- Born: March 10, 1919 Salmünster, Germany
- Died: July 1, 1987 (aged 68)
- Employer: American Soccer League
- Known for: Soccer player, coach, manager, administrator
- Children: 3

= Kurt Lamm =

German-born American soccer player and administrator

Kurt Lamm (March 10, 1919 – July 1, 1987) was a German-born American soccer player, coach, manager, and administrator.

==Early and family life==
Lamm was Jewish, and was born in Salmünster, Germany. He came to the United States in 1936, at the age of 17. He was married to Doris Lamm, and had three children.

==Soccer career==

Lamm served as a soccer player, coach, and manager in the American Soccer League for 43 years.

===Player===

Lamm began playing soccer as a goalkeeper, but was primarily a fullback-forward for 29 years (20 years as an amateur) with Fussball Club Schmalnau (Rhoen) and F.C. Borussia Fulda in Germany, and Prospect Unity, New York Americans, S.C. Eintracht, and F.C. Hakoah in the United States.
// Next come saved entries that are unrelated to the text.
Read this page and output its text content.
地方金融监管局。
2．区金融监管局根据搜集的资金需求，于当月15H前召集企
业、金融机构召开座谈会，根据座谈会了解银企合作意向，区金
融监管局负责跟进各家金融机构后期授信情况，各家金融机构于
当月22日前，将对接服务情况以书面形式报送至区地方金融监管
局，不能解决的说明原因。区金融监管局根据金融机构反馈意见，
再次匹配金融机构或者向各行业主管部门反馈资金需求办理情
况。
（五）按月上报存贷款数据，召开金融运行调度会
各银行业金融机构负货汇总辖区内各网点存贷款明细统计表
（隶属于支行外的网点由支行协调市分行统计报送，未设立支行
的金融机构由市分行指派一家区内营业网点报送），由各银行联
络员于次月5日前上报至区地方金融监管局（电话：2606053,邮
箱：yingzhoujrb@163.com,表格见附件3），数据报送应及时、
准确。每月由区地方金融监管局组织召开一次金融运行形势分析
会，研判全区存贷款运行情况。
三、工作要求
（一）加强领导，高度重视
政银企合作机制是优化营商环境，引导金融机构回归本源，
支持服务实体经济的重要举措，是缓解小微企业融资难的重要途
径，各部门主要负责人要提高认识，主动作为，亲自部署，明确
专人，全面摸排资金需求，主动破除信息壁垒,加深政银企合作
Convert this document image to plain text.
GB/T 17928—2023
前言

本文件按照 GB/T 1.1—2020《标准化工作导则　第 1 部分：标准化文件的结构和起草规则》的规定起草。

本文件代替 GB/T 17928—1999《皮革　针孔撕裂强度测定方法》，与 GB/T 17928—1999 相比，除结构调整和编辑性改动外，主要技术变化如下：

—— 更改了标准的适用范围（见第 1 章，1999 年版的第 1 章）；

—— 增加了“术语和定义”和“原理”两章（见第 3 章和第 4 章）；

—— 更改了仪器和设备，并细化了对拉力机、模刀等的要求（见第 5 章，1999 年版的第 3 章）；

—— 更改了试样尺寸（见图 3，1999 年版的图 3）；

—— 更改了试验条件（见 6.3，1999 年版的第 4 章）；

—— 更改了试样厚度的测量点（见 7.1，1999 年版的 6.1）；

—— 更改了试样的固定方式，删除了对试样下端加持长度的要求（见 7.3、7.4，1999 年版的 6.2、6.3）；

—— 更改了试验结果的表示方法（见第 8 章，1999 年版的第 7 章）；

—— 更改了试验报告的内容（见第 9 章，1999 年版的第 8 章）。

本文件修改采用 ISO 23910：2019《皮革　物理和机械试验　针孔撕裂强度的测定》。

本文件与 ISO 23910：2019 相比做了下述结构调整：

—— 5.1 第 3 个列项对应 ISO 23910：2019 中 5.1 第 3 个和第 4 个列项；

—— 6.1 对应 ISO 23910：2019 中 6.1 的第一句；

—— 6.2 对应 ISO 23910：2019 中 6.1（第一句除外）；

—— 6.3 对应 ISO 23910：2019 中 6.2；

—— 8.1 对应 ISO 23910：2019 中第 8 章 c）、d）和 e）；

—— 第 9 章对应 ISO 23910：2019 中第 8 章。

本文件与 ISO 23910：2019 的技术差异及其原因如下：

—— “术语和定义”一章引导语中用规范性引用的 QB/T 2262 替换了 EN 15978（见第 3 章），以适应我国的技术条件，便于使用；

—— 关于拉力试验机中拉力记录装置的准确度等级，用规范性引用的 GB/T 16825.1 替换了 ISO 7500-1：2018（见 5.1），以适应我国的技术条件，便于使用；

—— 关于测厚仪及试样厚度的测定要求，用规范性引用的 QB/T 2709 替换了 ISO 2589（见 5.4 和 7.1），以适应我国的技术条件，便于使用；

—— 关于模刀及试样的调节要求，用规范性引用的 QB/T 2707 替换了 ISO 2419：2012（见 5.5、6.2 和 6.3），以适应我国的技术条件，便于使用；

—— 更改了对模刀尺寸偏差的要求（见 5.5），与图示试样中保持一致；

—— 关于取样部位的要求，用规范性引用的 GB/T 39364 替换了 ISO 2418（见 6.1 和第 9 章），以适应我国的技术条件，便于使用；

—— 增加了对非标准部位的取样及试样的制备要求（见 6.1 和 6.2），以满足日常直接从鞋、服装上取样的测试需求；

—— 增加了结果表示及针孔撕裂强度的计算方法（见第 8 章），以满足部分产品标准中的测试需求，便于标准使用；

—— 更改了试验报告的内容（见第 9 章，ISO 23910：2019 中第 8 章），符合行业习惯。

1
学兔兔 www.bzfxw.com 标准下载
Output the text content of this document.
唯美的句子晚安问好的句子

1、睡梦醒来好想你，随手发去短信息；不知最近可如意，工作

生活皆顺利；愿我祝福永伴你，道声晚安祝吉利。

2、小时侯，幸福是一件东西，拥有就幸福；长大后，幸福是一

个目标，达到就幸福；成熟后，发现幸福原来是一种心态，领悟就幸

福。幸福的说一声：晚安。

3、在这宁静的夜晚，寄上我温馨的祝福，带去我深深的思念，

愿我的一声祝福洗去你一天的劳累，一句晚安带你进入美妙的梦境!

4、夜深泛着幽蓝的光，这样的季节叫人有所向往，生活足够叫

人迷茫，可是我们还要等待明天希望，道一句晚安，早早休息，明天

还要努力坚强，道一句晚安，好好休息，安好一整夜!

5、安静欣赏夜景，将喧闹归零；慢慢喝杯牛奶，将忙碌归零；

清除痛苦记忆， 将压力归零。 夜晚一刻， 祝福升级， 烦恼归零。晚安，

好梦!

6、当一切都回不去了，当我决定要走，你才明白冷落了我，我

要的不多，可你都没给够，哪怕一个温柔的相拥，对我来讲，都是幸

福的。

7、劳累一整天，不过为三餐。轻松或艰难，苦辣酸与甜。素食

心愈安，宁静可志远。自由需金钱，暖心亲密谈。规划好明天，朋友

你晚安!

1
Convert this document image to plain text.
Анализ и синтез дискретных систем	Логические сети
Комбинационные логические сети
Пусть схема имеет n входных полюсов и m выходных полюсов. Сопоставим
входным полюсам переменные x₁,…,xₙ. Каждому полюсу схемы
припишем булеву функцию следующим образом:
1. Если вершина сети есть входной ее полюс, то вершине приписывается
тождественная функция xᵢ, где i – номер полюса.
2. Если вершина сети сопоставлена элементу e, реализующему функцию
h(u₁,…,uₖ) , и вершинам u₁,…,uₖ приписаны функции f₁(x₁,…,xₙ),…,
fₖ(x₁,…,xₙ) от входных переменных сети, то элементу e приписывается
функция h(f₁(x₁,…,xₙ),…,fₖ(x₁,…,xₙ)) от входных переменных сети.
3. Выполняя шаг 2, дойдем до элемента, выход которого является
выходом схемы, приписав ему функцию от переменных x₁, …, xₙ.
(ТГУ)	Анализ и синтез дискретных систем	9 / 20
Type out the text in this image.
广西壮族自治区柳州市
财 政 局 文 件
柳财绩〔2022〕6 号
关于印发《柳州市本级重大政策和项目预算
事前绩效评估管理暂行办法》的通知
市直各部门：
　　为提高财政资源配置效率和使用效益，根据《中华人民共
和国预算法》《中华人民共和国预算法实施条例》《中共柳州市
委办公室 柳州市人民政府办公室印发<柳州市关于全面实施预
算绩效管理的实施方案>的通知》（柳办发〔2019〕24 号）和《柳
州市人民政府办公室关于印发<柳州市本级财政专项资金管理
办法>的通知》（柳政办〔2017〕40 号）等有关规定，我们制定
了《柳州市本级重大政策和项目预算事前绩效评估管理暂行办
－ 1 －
His Eintracht team of the German-American Soccer League won the 1944 National Amateur Cup Championship.

===Coach and manager===

During his 14 years as a coach, Lamm's New York Hakoah team won three successive American Soccer League Championships, from 1955 to 1958. He was named ASL's Manager of the Year for the 1957–58 and 1962–63 seasons.

===Administrator===
He served as the ASL's administrative director, vice president, and president from 1962 to 1967. He was general secretary of the United States Soccer Federation from 1971 to 1987.

===Honors===

Lamm was inducted into the U.S. National Soccer Federation Hall of Fame in 1979. He was inducted into the Confederation of North, Central American and Caribbean Association Football Hall of Fame in 1994, and the United States Adult Soccer Association Hall of Fame in 1999.

He also received the Pillar of Achievement Award from the International Jewish Sports Hall of Fame.

The USASA Men's Amateur Cup is named in his honor.